On parle beaucoup du Grand Conseil genevois, depuis quelques jours, pas toujours en bien. Tentons la question de fond: à quoi sert, exactement, l’institution parlementaire? A quoi servent les Chambres fédérales à Berne, les Grands Conseils dans les Cantons, et aussi (même si, à Genève, on parle de «délibératifs»), les Conseils municipaux de nos Communes? Qu’avons-nous à attendre de nos élus? N’en attendons-nous, au fond, pas un peu trop? Sans remonter à Montesquieu, qui défendit de splendide manière, dans un dix-huitième siècle encore sous le joug de l’absolutisme (en tout cas en Europe continentale), l’Esprit des lois et la nécessité de contre-pouvoir des législatifs, demandons-nous à quoi servent les parlementaires.

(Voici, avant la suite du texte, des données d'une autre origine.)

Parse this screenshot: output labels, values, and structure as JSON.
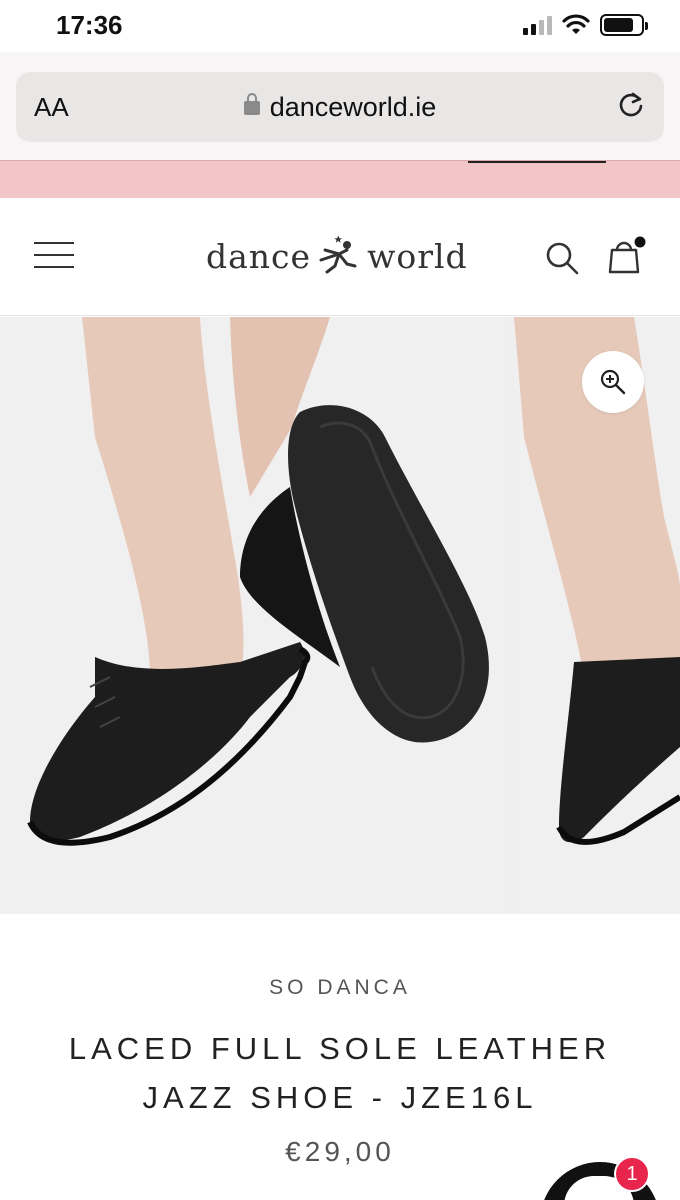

Pour faire simple, et ramener à l’essentiel, ils servent à deux choses. D’abord, faire des lois. Puis, contrôler l’activité du gouvernement et de l’administration. A Genève, cette seconde mission s’opère, notamment, par la Commission des finances et celle de Contrôle de gestion. Mais dans les autres Commissions aussi, les parlementaires ont la haute main: ils peuvent convoquer les responsables de l’administration, leur demander des comptes. Et même aussi aux magistrats. Ainsi, les représentants du peuple, au nom de ce dernier, montrent qu’ils sont, au final, les vrais patrons. Ou presque: en Suisse, le souverain ultime, c’est le peuple lui-même, lorsqu’il se prononce, par la voie de la démocratie directe, dans les initiatives et les référendums.

Une tâche immense

Fabriquer des lois, contrôler l’Exécutif. Ça n’est pas rien. C’est même une tâche immense, si on veut l’exercer correctement. La genèse d’une loi, je l’ai vécue de très près à Berne dans mes années comme correspondant parlementaire, est complexe, laborieuse, c’est une horlogerie fine, très suisse au fond, et passionnante dans la palette de ses nuances. Contrôler le gouvernement est, à la vérité, une mission aussi difficile que nécessaire: il faut connaître à fond les dossiers, ne pas se laisser promener par les hauts fonctionnaires, savoir se montrer méfiants, même (et surtout!) face aux ministres de sa propre famille politique. Les groupes parlementaires n’ont pas à être les fan’s clubs de leurs magistrats exécutifs. Oh, ces derniers adoreraient qu’ils le fussent, mais les élus législatifs ne sont pas là pour ça.

Un rôle d’acteurs

Légiférer, contrôler. Cela est déjà immense. Mais cela, seulement. Les parlementaires n’ont pas le monopole du débat politique, qui appartient à l’ensemble des citoyens. Ils ne devraient pas confondre, non plus, leur rôle d’acteurs (ils sont, bel et bien, des décideurs, un parmi cent, ou un parmi quarante-six, ou un parmi deux cents), avec celui de commentateurs. Ce dernier rôle, c’est le nôtre, même pas spécialement celui des journalistes, mais celui de l’ensemble des citoyens. On voit beaucoup trop, depuis un ou deux ans, de parlementaires commentant en direct (chacun y allant de sa chanson), sur des réseaux sociaux, les actes d’une Chambre dont ils sont membres et qui est, à vif, en train de siéger. Désolé, mais ils n’ont pas été élus pour cela. Il leur appartient de siéger, travailler, se battre pour leurs idées, décider, faire les lois, contrôler le gouvernement. Le commentaire, c’est notre rôle à tous. Nous, les citoyens. Lire aussi en pages Une et 7.http://www.ghi.ch/le-journal/geneve/affaire-eric-stauffer-jugez-par-vous...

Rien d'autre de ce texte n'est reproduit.